[Tennyson] was more to me than a magic-lantern shape, flitting across the blank of my young experience, never to return. The first time I saw him he was sitting at the table in his library, and [Mrs. Tennyson], her very slender hands hidden by thick gloves, was standing on a step-ladder handing him down some heavy books. She was very frail, and looked like a faint tea-rose. After that one time I only remember her lying on a sofa.
In the evenings I went walking with Tennyson over the fields, and he would point out to me the differences in the flight of different birds, and tell me to watch their solid phalanxes turning against the sunset, the compact wedge suddenly narrowing sharply into a thin line. He taught me to recognize the barks of trees and to call wild flowers by their names. He picked me the first bit of pimpernel I ever noticed. Always I was quite at ease with him. He was so wonderfully simple.
A hat that I wore at Freshwater suddenly comes to my remembrance. It was a brown straw mushroom with a dull red feather round it. It was tied under my chin, and I still had my hair down.
It was easy enough to me to believe that Tennyson was a poet. He showed it in everything, although he was entirely free from any assumption of the poetical rôle. That [Browning], with his carefully brushed hat, smart coat, and fine society manners was a poet, always seemed to me far more incomprehensible than his poetry, which I think most people would have taken straightforwardly and read with a fair amount of ease, if certain enthusiasts had not founded societies for making his crooked places plain, and (to me) his plain places very crooked. These societies have terrorized the ordinary reader into leaving Browning alone. The same thing has been tried with Shakespeare, but fortunately the experiment in this case has proved less successful. Coroners' inquests by learned societies can't make Shakespeare a dead man.
At the time of my first marriage, when I met these great men, I had never had the advantage—I assume that it is an advantage!—of a single day's schooling in a real school. What I have learned outside my own profession I have learned from my environment. Perhaps it is this which makes me think environment more valuable than a set education, and a stronger agent in forming character even than heredity. I should have written the externals of character, for primal, inner feelings are, I suppose, always inherited.

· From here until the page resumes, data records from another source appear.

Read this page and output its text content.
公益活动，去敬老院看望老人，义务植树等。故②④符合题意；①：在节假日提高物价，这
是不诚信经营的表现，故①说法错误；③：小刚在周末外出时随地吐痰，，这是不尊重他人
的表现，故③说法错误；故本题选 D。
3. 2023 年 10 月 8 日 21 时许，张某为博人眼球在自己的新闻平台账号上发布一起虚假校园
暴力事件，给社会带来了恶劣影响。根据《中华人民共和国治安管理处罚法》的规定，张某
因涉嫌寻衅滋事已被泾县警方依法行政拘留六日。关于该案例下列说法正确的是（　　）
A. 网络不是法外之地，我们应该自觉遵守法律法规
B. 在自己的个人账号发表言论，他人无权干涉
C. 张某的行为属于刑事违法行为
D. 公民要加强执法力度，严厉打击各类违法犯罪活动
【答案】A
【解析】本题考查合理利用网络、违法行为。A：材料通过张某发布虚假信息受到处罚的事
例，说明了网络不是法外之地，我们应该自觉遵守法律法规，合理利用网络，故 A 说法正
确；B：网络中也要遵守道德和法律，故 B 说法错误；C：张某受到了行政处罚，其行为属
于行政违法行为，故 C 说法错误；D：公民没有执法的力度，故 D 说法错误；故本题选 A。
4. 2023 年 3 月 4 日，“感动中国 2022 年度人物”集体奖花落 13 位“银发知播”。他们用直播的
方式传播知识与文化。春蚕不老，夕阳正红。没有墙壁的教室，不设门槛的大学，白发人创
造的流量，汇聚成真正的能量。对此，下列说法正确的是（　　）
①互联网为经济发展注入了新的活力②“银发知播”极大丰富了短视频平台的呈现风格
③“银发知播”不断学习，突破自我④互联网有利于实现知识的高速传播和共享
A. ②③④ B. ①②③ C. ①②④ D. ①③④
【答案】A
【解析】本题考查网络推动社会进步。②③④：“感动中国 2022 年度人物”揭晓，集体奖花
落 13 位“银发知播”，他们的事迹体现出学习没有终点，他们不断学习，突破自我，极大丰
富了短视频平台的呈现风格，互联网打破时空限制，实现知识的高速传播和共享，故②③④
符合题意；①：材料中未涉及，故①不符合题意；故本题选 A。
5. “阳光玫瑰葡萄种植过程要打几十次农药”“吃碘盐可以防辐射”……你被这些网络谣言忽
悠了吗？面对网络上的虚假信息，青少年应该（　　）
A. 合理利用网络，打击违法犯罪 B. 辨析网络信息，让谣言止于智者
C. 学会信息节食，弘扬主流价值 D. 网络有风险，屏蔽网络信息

Still, my want of education may be partly responsible for the unsatisfactory blankness of my early impressions. As it takes two to make a good talker, so it takes two to make a good hero—in print, at any rate. I was meeting distinguished people at every turn, and taking no notice of them. At Freshwater I was still so young that I preferred playing Indians and Knights of the Round Table with Tennyson's sons, [Hallam] and Lionel, and the young Camerons, to sitting indoors noticing what the poet did and said. I was mighty proud when I learned how to prepare his daily pipe for him. It was a long churchwarden, and he liked the stem to be steeped in a solution of sal volatile, or something of that kind, so that it did not stick to his lips. But he and all the others seemed to me very old. There were my young knights waiting for me; and jumping gates, climbing trees, and running paper-chases are pleasant when one is young.
It was not to inattentive ears that Tennyson read his poems. His reading was most impressive, but I think he read Browning's "Ride from Ghent to Aix" better than anything of his own, except, perhaps, "The Northern Farmer." He used to preserve the monotonous rhythm of the galloping horses in Browning's poem, and made the words come out sharply like hoofs upon a road. It was a little comic until one got used to it, but that fault lay in the ear of the hearer. It was the right way and the fine way to read this particular poem, and I have never forgotten it.
In after years I met Tennyson again, when with Henry Irving I acted in two of his plays at the Lyceum. When I come to those plays, I shall have more to say of him. Gladstone, too, came into my later life. Browning I saw once or twice at dinner-parties, but knew him no better than in this early period, when I was Nelly Watts, and heedless of the greatness of great men. "To meet an angel and not to be afraid is to be impudent." I don't like to confess to it, but I think I must have been, according to this definition, very impudent!
One charming domestic arrangement at Freshwater was the serving of the dessert in a separate room from the rest of the dinner. And such a dessert it always was!—fruit piled high on great dishes in Veronese fashion, not the few nuts and an orange of some English households.
It must have been some years after the Freshwater days, yet before the production of "The Cup," that I saw Tennyson in his carriage outside a jeweler's shop in Bond Street.